Scottish banker (1861–1945)

Sir Charles Stewart Addis KCMG (23 November 1861 – 14 December 1945) was a Scottish banker.

==Early life==
Addis was born on 23 November 1861 in Edinburgh, Scotland. He was the son of Robina Scott ( Thorburn) Addis and the Rev. Thomas Addis, a minister of the Free Church of Scotland.

He was educated at the Edinburgh Academy.

==Career==
Between 1876 and 1880, Addis worked for Peter Dowie and Co., Grain Importers of Leith. Beginning in 1880, he worked with the Hongkong and Shanghai Banking Corporation and continued with them until his retirement in 1933. In 1883 he was posted to Singapore, then to the HSBC head office in Hong Kong. He was director of the Bank of England between 1918 and 1932.

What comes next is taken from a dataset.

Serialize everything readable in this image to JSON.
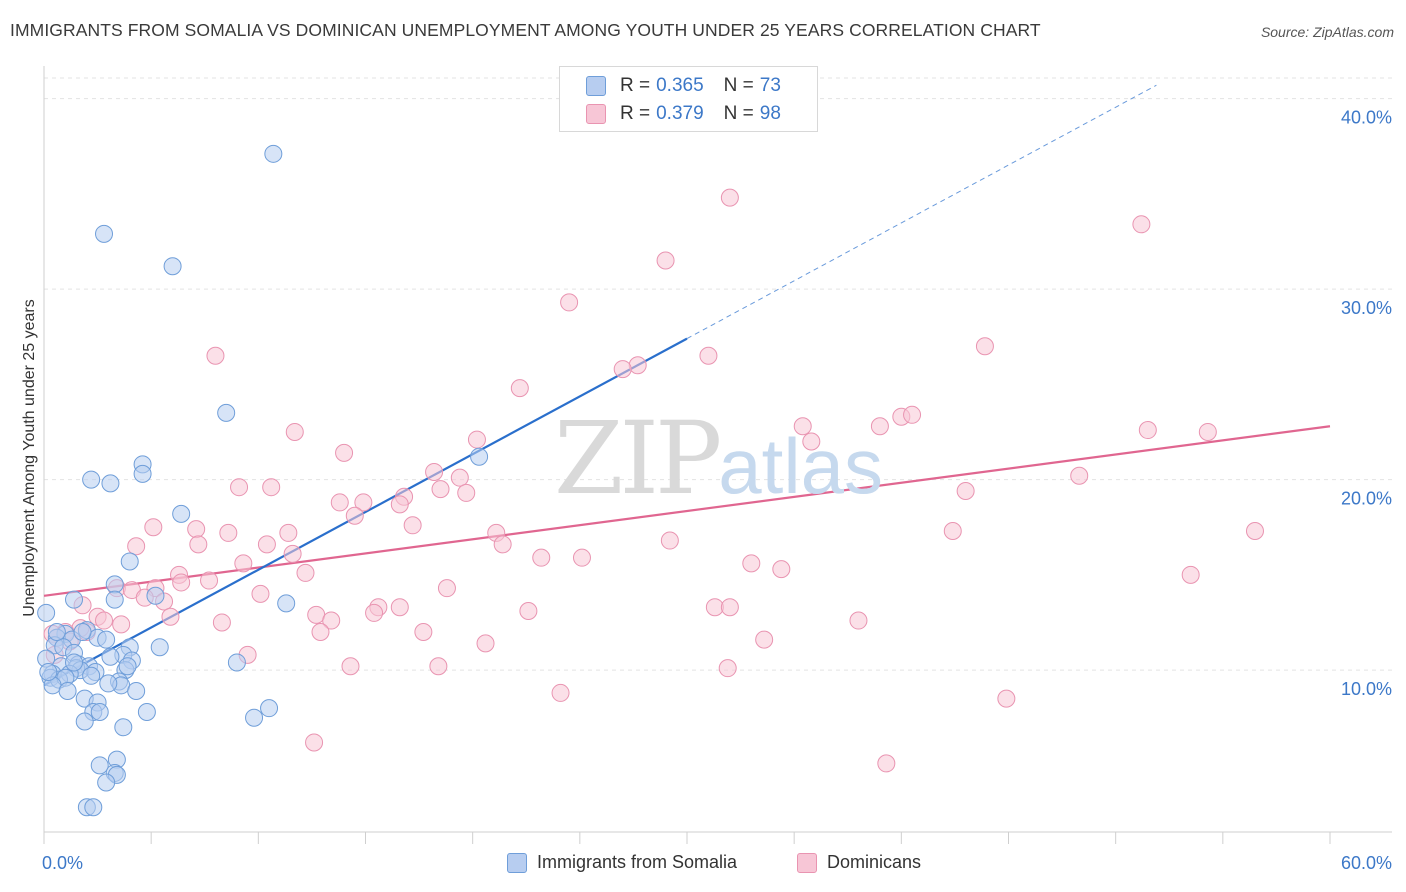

He was appointed Knight Bachelor in 1913 and Knight Commander of the Order of St Michael and St George in 1921. He was also awarded the honorary degree of Doctor of Law.

==Personal life==
On 6 June 1894, Addis married Elizabeth Jane "Eba" McIsaac at Ardrossan, Ayrshire. Elizabeth was a daughter of James McIsaac and Elizabeth ( Watson) McIsaac. They lived at Woodside, Frant, Sussex. Together, they were the parents of thirteen children, including:

- Thomas Addis (1895–1952), High Court judge and who married Constance Louise Wallis, daughter of Arthur Henry Cumberbatch Wallis, in 1937.
- Elizabeth Addis (1897–1980), who married Sir Dallas Bernard, 1st Baronet in 1922.
- Charles Thorburn Addis (1898–1962), who married Pamela Poland, daughter of Rear Admiral Arthur Allan Poland.
- Robina Scott Addis (1900–1986), who was one of the earliest professional psychiatric social workers in Britain.
- Sir William Addis (1901–1978), the Governor of Seychelles who married Rosemary Gardner, daughter of Rev. Richard Titley Gardner.
- Susan Addis (1903–1987), who married Sir Percy Lawrence, 2nd Baronet in 1925.
- George Herbert Addis (1904–1936), who died unmarried.
- Henrietta Mary Addis (1906–1987), who married Edmund Booth, son of Sir Alfred Allen Booth, 1st Baronet.
- Margaret Kathleen Addis (1908–2006), who married Lt.-Col. Hon. Alexander Campbell Geddes, son of Auckland Geddes, 1st Baron Geddes in 1934.
- Jean Alison Addis (1910–2000), who married George Henry Pownall, son of George Emerson Pownall, in 1940.
- Rachel Forrester Addis (1912–2002), who married John Frederick Cornes, son of Julian Cornes, in 1937.
- Sir John Mansfield Addis (1914–1983), who was a diplomat and died unmarried.
- Richard Graham Addis (1916–1944), who married Gillian Dearmer, daughter of Rev. Percy Dearmer, in 1941 and was killed in action, at the age of 27, on the destroyer H.M.S. Laforey, off Anzio.

Addis died on 14 December 1945. Lady Addis died on 17 April 1952.